Chairman of the London Pensions Fund Authority (LPFA) Edi Truell is to advise the mayor of London on collaboration between local government pension schemes (LGPS) and infrastructure investment.
He will resign as chairman of the London public sector scheme and will set up an advisory board for the newly established partnership between LPFA and the Lancashire County Pension Fund.
The joint venture, called the London Lancashire Pensions Partnership (LLPP), was approved last month and Truell was instrumental in pushing forward the collaboration.
Truell, who also co-founded bulk annuity provider Pension Insurance Corporation (PIC), will now work as an unpaid adviser to mayor Boris Johnson on pensions and investments.
The idea is to push forward Johnson’s ambition to create a London infrastructure investment fund using assets from the capital’s LGPS.
Truell will also advise of LGPS consolidation, a long-term ambition of his and the LPFA as demonstrated by its involvement in LLPP.
Johnson firmly backs the merging of LGPS schemes in order to save on costs and create a combined fund that could invest in large scale infrastructure projects.
However, a previous attempt to push for this by proposing the idea in a national newspaper, Johnson came under fire for confusing funded and unfunded public sector schemes and inappropriately labelling large Dutch pension funds as sovereign wealth funds.
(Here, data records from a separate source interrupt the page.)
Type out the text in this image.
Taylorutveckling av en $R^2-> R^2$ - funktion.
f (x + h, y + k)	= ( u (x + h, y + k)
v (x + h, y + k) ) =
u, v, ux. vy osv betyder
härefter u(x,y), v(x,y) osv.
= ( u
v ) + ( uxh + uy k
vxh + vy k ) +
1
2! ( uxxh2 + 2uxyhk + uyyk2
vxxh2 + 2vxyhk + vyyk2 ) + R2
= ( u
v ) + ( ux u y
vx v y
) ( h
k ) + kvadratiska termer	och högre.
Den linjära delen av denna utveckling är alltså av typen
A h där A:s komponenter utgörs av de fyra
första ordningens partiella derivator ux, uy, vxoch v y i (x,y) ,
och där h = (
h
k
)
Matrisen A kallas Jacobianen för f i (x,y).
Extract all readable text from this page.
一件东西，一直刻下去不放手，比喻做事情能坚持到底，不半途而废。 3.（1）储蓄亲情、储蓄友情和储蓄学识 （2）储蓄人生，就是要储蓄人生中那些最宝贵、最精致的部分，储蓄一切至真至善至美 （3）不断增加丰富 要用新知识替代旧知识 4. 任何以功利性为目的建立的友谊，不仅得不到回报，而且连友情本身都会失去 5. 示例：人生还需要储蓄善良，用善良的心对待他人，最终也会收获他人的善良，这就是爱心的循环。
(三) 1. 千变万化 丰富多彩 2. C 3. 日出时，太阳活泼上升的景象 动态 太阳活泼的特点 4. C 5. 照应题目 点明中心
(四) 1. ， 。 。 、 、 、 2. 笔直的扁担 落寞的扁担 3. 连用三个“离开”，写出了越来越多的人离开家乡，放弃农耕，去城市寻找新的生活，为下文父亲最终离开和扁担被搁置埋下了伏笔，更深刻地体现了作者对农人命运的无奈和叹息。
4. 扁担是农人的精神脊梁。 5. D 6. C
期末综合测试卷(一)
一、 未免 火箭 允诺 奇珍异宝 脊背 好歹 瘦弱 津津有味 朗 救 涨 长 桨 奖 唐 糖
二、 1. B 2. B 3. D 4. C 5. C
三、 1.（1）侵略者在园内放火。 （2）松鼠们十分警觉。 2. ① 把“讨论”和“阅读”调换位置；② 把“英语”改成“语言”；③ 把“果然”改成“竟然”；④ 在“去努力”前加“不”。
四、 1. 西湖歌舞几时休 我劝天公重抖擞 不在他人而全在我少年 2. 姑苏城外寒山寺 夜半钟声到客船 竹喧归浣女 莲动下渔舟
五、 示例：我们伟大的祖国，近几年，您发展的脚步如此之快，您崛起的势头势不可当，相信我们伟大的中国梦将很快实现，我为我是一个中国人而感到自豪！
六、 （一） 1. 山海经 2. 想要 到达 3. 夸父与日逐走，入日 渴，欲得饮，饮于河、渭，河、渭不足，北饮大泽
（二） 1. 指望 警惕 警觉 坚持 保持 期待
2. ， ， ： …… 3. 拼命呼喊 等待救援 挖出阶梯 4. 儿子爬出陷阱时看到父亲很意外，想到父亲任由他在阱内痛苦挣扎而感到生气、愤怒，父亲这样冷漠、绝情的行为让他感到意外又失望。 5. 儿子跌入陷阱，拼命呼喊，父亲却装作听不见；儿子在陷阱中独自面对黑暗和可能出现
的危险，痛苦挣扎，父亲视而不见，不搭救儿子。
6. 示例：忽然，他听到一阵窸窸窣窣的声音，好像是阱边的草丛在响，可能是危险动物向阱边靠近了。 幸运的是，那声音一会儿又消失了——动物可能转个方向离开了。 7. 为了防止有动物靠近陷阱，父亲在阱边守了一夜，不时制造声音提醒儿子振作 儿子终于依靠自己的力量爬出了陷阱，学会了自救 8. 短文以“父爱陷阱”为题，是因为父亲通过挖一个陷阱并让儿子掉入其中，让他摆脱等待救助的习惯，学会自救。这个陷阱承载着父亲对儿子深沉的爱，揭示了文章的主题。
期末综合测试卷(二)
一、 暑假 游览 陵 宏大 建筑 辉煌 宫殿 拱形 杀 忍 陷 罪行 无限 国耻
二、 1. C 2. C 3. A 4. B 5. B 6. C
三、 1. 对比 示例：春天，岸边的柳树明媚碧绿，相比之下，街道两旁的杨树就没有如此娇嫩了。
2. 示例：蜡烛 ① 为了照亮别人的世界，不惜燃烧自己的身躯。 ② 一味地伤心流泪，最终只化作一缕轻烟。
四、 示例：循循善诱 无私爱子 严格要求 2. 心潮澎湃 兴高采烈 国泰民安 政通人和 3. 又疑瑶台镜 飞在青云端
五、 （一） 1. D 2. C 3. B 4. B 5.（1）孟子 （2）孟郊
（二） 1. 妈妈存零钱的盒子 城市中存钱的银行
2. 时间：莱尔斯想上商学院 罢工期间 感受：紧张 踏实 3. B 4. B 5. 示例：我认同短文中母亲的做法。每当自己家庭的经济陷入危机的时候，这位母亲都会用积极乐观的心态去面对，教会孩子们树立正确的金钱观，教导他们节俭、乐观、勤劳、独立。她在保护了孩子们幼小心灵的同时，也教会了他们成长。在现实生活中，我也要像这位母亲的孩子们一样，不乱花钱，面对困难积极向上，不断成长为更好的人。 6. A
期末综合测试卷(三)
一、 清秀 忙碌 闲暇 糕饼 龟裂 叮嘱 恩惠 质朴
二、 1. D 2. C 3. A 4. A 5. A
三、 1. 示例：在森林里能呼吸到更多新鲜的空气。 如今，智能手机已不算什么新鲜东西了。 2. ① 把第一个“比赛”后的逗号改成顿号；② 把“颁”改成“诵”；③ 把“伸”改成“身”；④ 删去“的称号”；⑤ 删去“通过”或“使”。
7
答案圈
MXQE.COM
Johnson said Truell’s work leading the LPFA and moving it towards its partnership with Lancashire was a service to public finance.
“If we now use this new partnership as a blueprint for further pooling of pension funds, we could have a war chest worth hundreds of billions of pounds and access to the kind of investment opportunities which have until now been the preserve of foreign sovereign wealth funds,” he added.
The LPFA/Lancashire, which has combined assets of £10.5bn (€14.3bn), is aiming to commence operation in April 2016.
Both schemes will maintain separate governance structures, with oversight boards in both London and Preston, but merge investments, liability management and administration.